Admirable as this structuring is in negating the classical template, it also acts as a deterrent to the film's narrative momentum. Especially post the film's excellent and unpredictable first thirty minutes, the middle section struggles to draw the viewer into its espionage-style narrative. Sure, one can argue that this is intentional because the protagonist de-personalises whatever he tells the authorities. However, the amount of time the film dedicates to the British officers discussing these findings amongst each other is excessive to the extent that it risks sidelining the protagonist himself. Again, I get the intent to humanise them. However, Sircar's direction is too dry, too workman-like here, devoid of the cold/clinical detachment that would otherwise make these scenes feel horrifying.

There are intermittent flashes from his past life (notably, two lovely moments with Banita Sandhu) that contrast effectively with these scenes. However, the film did not work for me emotionally until its final hour. Initially, I did question its decision to dedicate the last hour entirely to depict the Jallianwala Bagh massacre, worrying that it might resort to easy sentimentality. However, because the rest of the film had kept us at such a distance from Udham Singh, his recollection of this final hour feels all the more personal, giving Vicky Kaushal the stage to beautifully underplay his character's horror and trauma.

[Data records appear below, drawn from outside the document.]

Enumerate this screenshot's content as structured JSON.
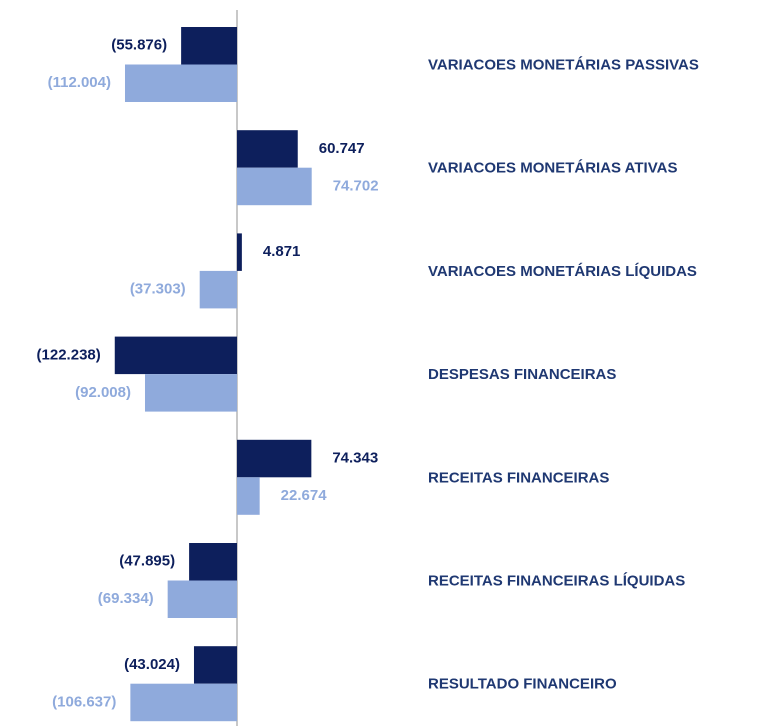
{
  "chart_data": {
    "type": "hbar",
    "categories": [
      "VARIACOES MONETÁRIAS PASSIVAS",
      "VARIACOES MONETÁRIAS ATIVAS",
      "VARIACOES MONETÁRIAS LÍQUIDAS",
      "DESPESAS FINANCEIRAS",
      "RECEITAS FINANCEIRAS",
      "RECEITAS FINANCEIRAS LÍQUIDAS",
      "RESULTADO FINANCEIRO"
    ],
    "series": [
      {
        "color": "#0d1f5c",
        "values": [
          -55876,
          60747,
          4871,
          -122238,
          74343,
          -47895,
          -43024
        ],
        "value_labels": [
          "(55.876)",
          "60.747",
          "4.871",
          "(122.238)",
          "74.343",
          "(47.895)",
          "(43.024)"
        ]
      },
      {
        "color": "#8faadc",
        "values": [
          -112004,
          74702,
          -37303,
          -92008,
          22674,
          -69334,
          -106637
        ],
        "value_labels": [
          "(112.004)",
          "74.702",
          "(37.303)",
          "(92.008)",
          "22.674",
          "(69.334)",
          "(106.637)"
        ]
      }
    ]
  }
}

The most remarkable part of this extended sequence is not even its depiction of the massacre itself, but Sircar's decision to extend what could essentially be a 2-minute montage into a 20-minute sequence. This scene occurs post-the-massacre when Singh tries to take the injured (many fatally so) back to the town for medical treatment. A horrified Singh first does not know how to react. Promptly though, he stumbles upon the corpses, trying to find people who are breathing. He finds some, puts them on a cart, and pushes them back into town. He does this again. And again. And again. And again. The audience knows that his love interest also went there and was (seemingly) fatally shot like many others. However, Singh and Sircar refuse to restrict the personal to only Singh's lover. Repeatedly showing him help everyone else solidifies the moment when every oppressed person becomes personal to Singh.

Why Udham Singh becomes a revolutionary, not what he did, is at the heart of the film, and its eventual transformation from de-personalised reportage to the protagonist's profoundly subjective recollection of his trauma, the means for conveying this.